Question

Vapour density of gas is $11.2$ , volume occupied by $2.4g$ of this at STP will be :
A. $11.2L$
B. $2.24L$
C. $22.4L$
D. $2.4L$

Answer 1

The vapour density of a gas is the density of a vapour compared to that of hydrogen. The STP stands for standard temperature and pressure which is $273K$ and $1atm$ .

Complete answer:
The vapour density is the ratio of the mass of n molecules of gas and molar mass of hydrogen.

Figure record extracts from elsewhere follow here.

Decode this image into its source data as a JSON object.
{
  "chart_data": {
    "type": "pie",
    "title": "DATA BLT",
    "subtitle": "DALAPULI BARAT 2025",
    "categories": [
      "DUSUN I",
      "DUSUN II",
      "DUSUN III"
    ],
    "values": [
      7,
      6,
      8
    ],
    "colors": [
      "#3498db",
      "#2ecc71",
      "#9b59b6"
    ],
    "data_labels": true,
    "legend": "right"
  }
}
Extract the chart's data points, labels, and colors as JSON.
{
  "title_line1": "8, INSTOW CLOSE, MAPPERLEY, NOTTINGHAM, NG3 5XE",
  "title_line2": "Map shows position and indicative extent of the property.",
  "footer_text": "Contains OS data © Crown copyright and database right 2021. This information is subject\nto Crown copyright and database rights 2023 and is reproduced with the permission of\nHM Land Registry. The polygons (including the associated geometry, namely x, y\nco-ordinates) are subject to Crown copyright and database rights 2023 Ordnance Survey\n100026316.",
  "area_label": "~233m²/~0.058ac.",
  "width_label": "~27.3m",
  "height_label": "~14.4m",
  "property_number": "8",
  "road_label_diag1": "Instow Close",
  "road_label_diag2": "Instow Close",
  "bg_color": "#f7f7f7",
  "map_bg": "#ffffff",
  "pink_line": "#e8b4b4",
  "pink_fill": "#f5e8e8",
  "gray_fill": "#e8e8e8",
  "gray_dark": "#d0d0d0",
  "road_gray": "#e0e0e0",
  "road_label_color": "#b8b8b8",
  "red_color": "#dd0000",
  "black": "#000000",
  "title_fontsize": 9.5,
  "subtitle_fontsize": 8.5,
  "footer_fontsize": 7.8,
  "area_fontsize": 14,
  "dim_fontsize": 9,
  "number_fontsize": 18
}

The mass of n molecules of gas is the molar mass of the gas and the molar mass of hydrogen is $2.016g$ . Thus the vapour density of a gas is expressed as
$vapour{\text{ }}density = \dfrac{{molar{\text{ }}mass}}{{2.016}}$
Or $vapour{\text{ }}density = \dfrac{1}{2}molar{\text{ }}mass$
Given the vapour density of a gas is $11.2$. Thus the molecular mass of the gas is calculated using the above equation.
$molar{\text{ }}mass{\text{ }}of{\text{ }}gas = 2 \times vapour{\text{ }}density$
$= 2 \times 11.2 = 22.4g$
The mass of gas given is $2.4g$ at STP. Thus the number of moles of gas present in $2.4g$ of gas is
$= \dfrac{{mass{\text{ }}of{\text{ }}gas}}{{molar{\text{ }}mass}}$
$= \dfrac{{2.4g}}{{22.4g}} = 0.107moles$.
At STP means at $273K$ temperature and $1atm$ pressure, the volume of gas occupied by one mole of gas is $22.4L$ . The mole of gas present here is $0.107moles$ .
Thus, the volume occupied in $0.107moles$ of gas = $22.4 \times 0.107 = 2.4L.$
Hence option D is the correct answer, i.e. volume occupied by $2.4g$ of this at STP will be $2.4L$.

Note:
The ideal gas law indicates that the volume occupied by a gas solely depends on the amount of gas and temperature and pressure of the gas. Standard temperature and pressure conditions are abbreviated as STP, which signifies the temperature is $0^\circ C$ and pressure is $1atmosphere$. Parameters of gases are very important during the calculation of other unknown variables related to the gas.